Apenas para citar um exemplo, das 72 publicações da LMP catalogadas até 2011 pela antropóloga Érika Peçanha do Nascimento em sua tese de doutorado, 12 são produções femininas, quatro delas em coautoria.  Além disso, especialistas identificavam, no início do Movimento**, algumas representações antiquadas ou estereotipadas da mulher, como aquelas confinadas ao âmbito doméstico, destinadas à maternidade e à passividade, ou ainda como objeto de desejo. Mas, conforme a idealizadora do Margens, o cenário está mudando aos poucos. Antologias inteiras com textos de mulheres são cada vez mais comuns.

O Veredas conversou com Jéssica Balbino, que, desde o ano 2000, pesquisa a LMP. Ela é especializada em jornalismo literário/digital e comunitário, produtora cultural com vivência intervenções, cursos e saraus. Já escreveu para veículos especializados como Portal e revista RAP nacionalViva favela, e para o número especial da Revista da Cooperifa. Autora dos livros Traficando conhecimento (Aeroplano, 2010) e Hip-Hop: A cultura marginal (Independente, 2006), além de participar como coautora de diferentes obras vinculadas à literatura marginal e ao hip-hop.
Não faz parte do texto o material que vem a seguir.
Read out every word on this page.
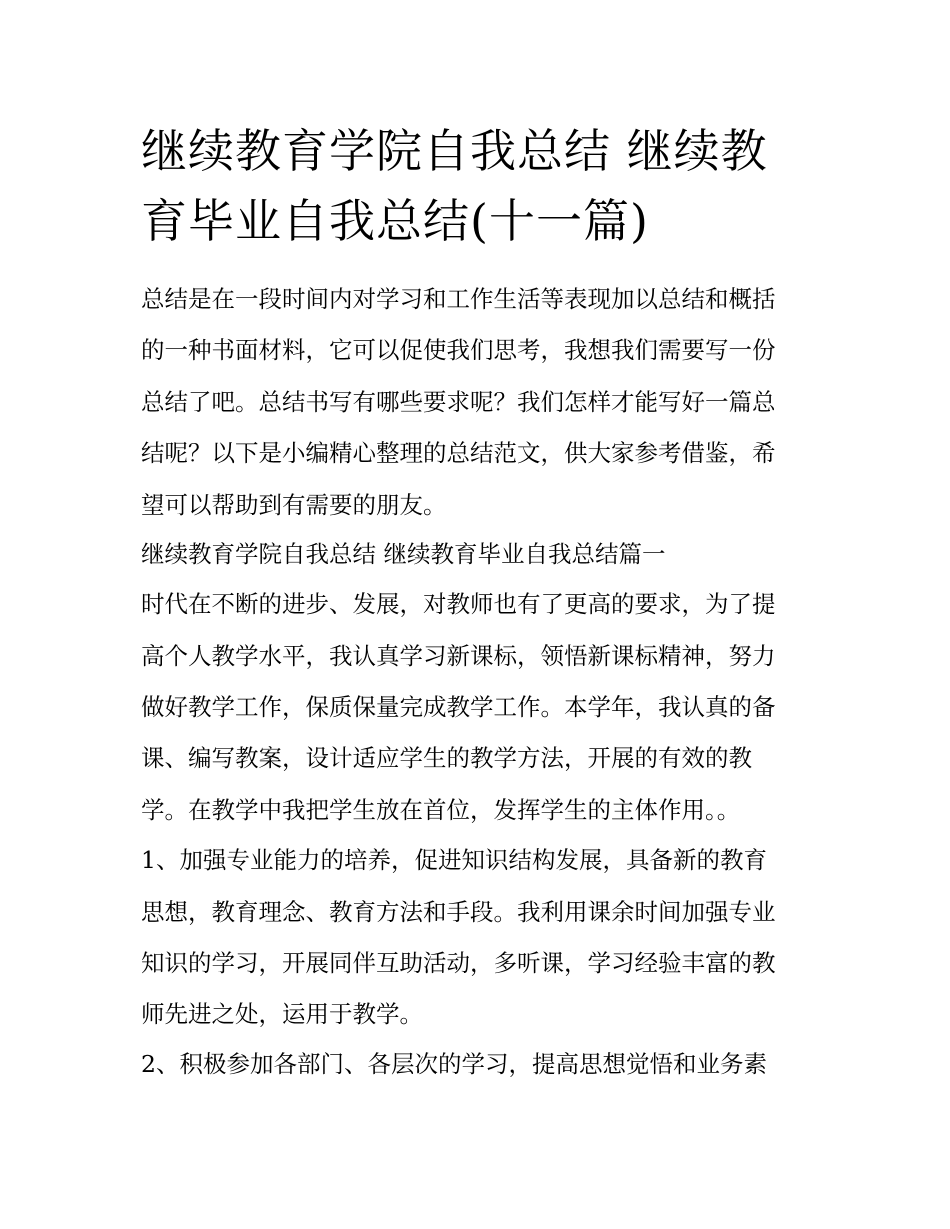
继续教育学院自我总结 继续教
育毕业自我总结(十一篇)

总结是在一段时间内对学习和工作生活等表现加以总结和概括

的一种书面材料，它可以促使我们思考，我想我们需要写一份

总结了吧。总结书写有哪些要求呢？我们怎样才能写好一篇总

结呢？以下是小编精心整理的总结范文，供大家参考借鉴，希

望可以帮助到有需要的朋友。

继续教育学院自我总结 继续教育毕业自我总结篇一

时代在不断的进步、发展，对教师也有了更高的要求，为了提

高个人教学水平，我认真学习新课标，领悟新课标精神，努力

做好教学工作，保质保量完成教学工作。本学年，我认真的备

课、编写教案，设计适应学生的教学方法，开展的有效的教

学。在教学中我把学生放在首位，发挥学生的主体作用。。

1、加强专业能力的培养，促进知识结构发展，具备新的教育

思想，教育理念、教育方法和手段。我利用课余时间加强专业

知识的学习，开展同伴互助活动，多听课，学习经验丰富的教

师先进之处，运用于教学。

2、积极参加各部门、各层次的学习，提高思想觉悟和业务素
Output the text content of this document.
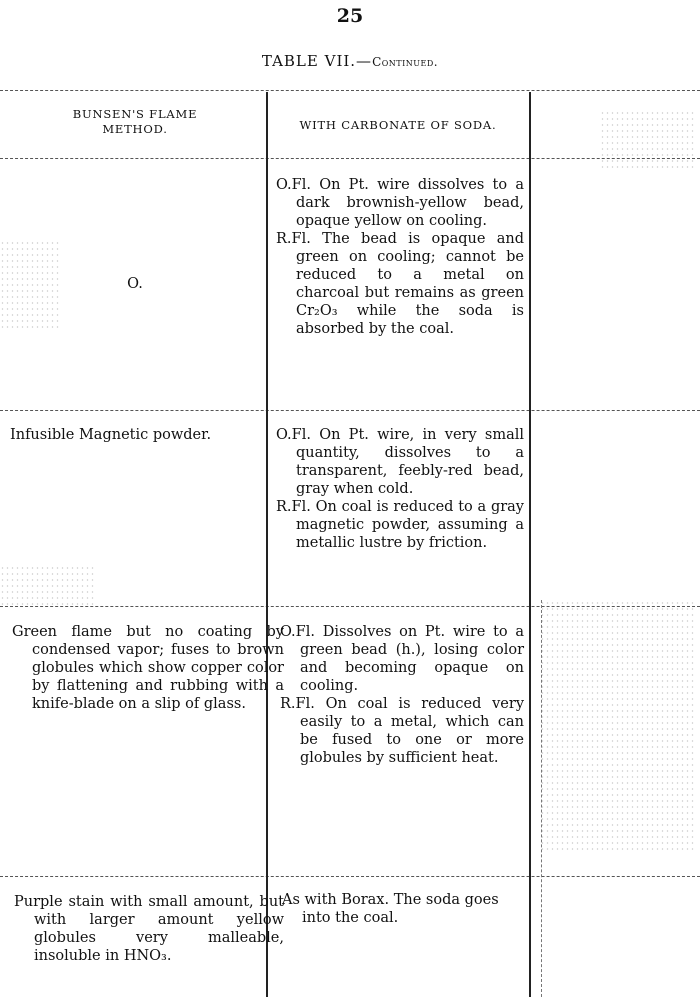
25
TABLE VII.—Continued.
BUNSEN'S FLAME
METHOD.	WITH CARBONATE OF SODA.
O.

O.Fl. On Pt. wire dissolves to a dark brownish-yellow bead, opaque yellow on cooling.

R.Fl. The bead is opaque and green on cooling; cannot be reduced to a metal on charcoal but remains as green Cr₂O₃ while the soda is absorbed by the coal.

Infusible Magnetic powder.	O.Fl. On Pt. wire, in very small quantity, dissolves to a transparent, feebly-red bead, gray when cold.

R.Fl. On coal is reduced to a gray magnetic powder, assuming a metallic lustre by friction.

Green flame but no coating by condensed vapor; fuses to brown globules which show copper color by flattening and rubbing with a knife-blade on a slip of glass.

O.Fl. Dissolves on Pt. wire to a green bead (h.), losing color and becoming opaque on cooling.

R.Fl. On coal is reduced very easily to a metal, which can be fused to one or more globules by sufficient heat.

Purple stain with small amount, but with larger amount yellow globules very malleable, insoluble in HNO₃.

As with Borax. The soda goes into the coal.
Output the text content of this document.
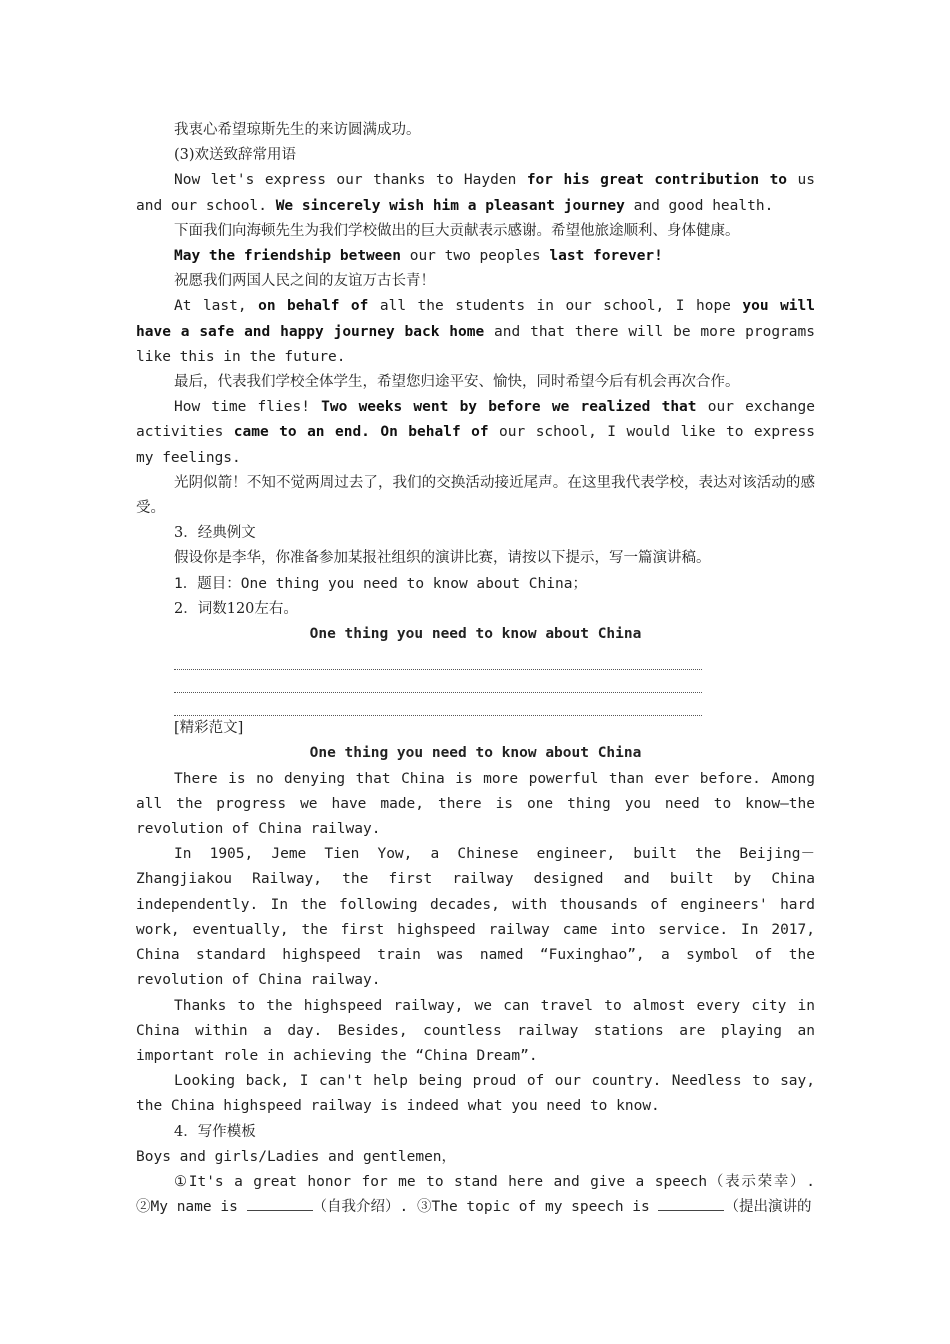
我衷心希望琼斯先生的来访圆满成功。

(3)欢送致辞常用语

Now let's express our thanks to Hayden for his great contribution to us and our school. We sincerely wish him a pleasant journey and good health.

下面我们向海顿先生为我们学校做出的巨大贡献表示感谢。希望他旅途顺利、身体健康。

May the friendship between our two peoples last forever!

祝愿我们两国人民之间的友谊万古长青！

At last, on behalf of all the students in our school, I hope you will have a safe and happy journey back home and that there will be more programs like this in the future.

最后，代表我们学校全体学生，希望您归途平安、愉快，同时希望今后有机会再次合作。

How time flies! Two weeks went by before we realized that our exchange activities came to an end. On behalf of our school, I would like to express my feelings.

光阴似箭！不知不觉两周过去了，我们的交换活动接近尾声。在这里我代表学校，表达对该活动的感受。

3．经典例文

假设你是李华，你准备参加某报社组织的演讲比赛，请按以下提示，写一篇演讲稿。

1．题目：One thing you need to know about China；

2．词数120左右。

One thing you need to know about China

[精彩范文]

One thing you need to know about China

There is no denying that China is more powerful than ever before. Among all the progress we have made, there is one thing you need to know—the revolution of China railway.

In 1905, Jeme Tien Yow, a Chinese engineer, built the Beijing－Zhangjiakou Railway, the first railway designed and built by China independently. In the following decades, with thousands of engineers' hard work, eventually, the first highspeed railway came into service. In 2017, China standard highspeed train was named “Fuxinghao”, a symbol of the revolution of China railway.

Thanks to the highspeed railway, we can travel to almost every city in China within a day. Besides, countless railway stations are playing an important role in achieving the “China Dream”.

Looking back, I can't help being proud of our country. Needless to say, the China highspeed railway is indeed what you need to know.

4．写作模板

Boys and girls/Ladies and gentlemen，

①It's a great honor for me to stand here and give a speech（表示荣幸）. ②My name is	（自我介绍）. ③The topic of my speech is	（提出演讲的
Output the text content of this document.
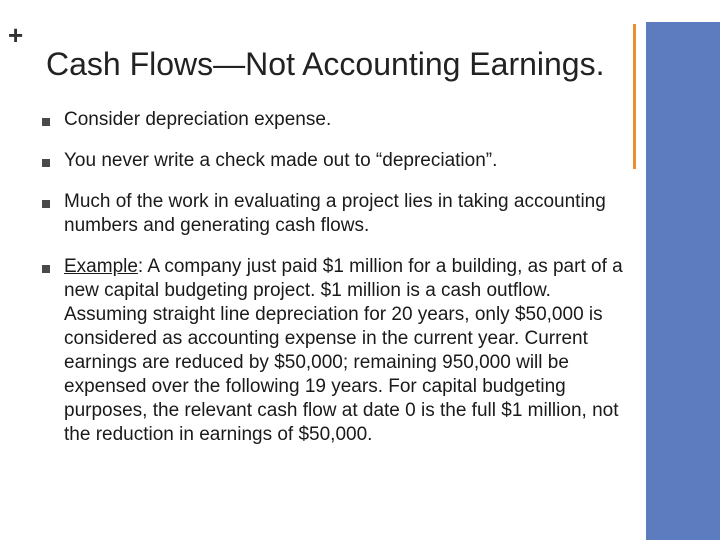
+
Cash Flows—Not Accounting Earnings.
Consider depreciation expense.
You never write a check made out to “depreciation”.
Much of the work in evaluating a project lies in taking accounting numbers and generating cash flows.
Example: A company just paid $1 million for a building, as part of a new capital budgeting project. $1 million is a cash outflow. Assuming straight line depreciation for 20 years, only $50,000 is considered as accounting expense in the current year. Current earnings are reduced by $50,000; remaining 950,000 will be expensed over the following 19 years. For capital budgeting purposes, the relevant cash flow at date 0 is the full $1 million, not the reduction in earnings of $50,000.
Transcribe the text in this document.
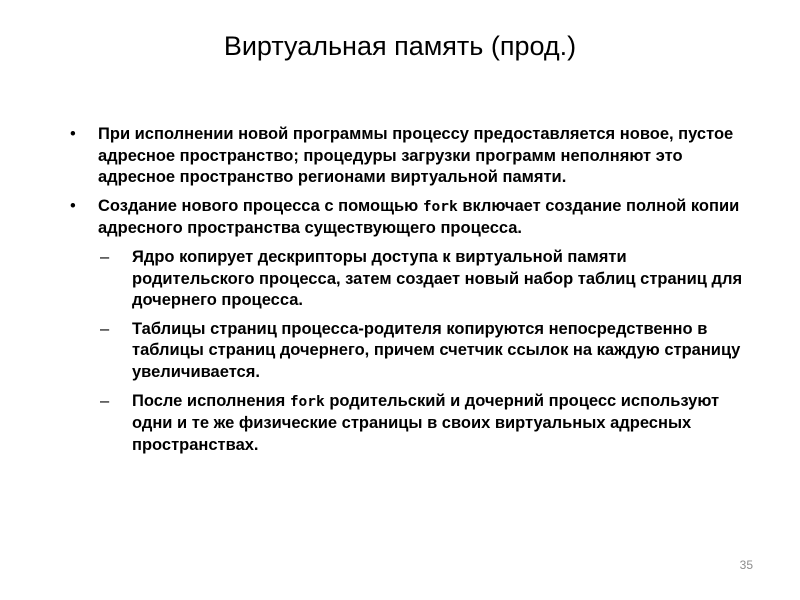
Виртуальная память (прод.)
• При исполнении новой программы процессу предоставляется новое, пустое адресное пространство; процедуры загрузки программ неполняют это адресное пространство регионами виртуальной памяти.
• Создание нового процесса с помощью fork включает создание полной копии адресного пространства существующего процесса.
– Ядро копирует дескрипторы доступа к виртуальной памяти родительского процесса, затем создает новый набор таблиц страниц для дочернего процесса.
– Таблицы страниц процесса-родителя копируются непосредственно в таблицы страниц дочернего, причем счетчик ссылок на каждую страницу увеличивается.
– После исполнения fork родительский и дочерний процесс используют одни и те же физические страницы в своих виртуальных адресных пространствах.
35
Não é à toa que entre tantas atividades, Jéssica conta que “anda correndo contra o tempo, porque já era pra ter terminado” o seu trabalho de mestrado.

Abaixo, o relato completo da pesquisadora sobre a sua experiência e impressões do projeto Margens.

* conceito cunhado pela antropóloga Érika Peçanha do Nascimento, pioneira em estudar o movimento em sua tese de doutorado: É tudo nosso! Produção cultural da periferia paulistana (Programa de Pós-graduação da Faculdade de Filosofia, Letras e Ciências Humanas da Universidade de São Paulo). http://www.teses.usp.br/teses/disponiveis/8/8134/tde-12112012-092647/pt-br.php

** esta entrevista tomou como referência passagens do artigo A voz e a letra da mulher na literatura marginal periférica: figurações e reconfigurações do eu, de Lucía Tennina. (Espaço e gênero na Literatura Brasileira Contemporânea (org. Regina Dalcastagnè e Virgínia Maria Vasconselos Leal, Editora Zouk).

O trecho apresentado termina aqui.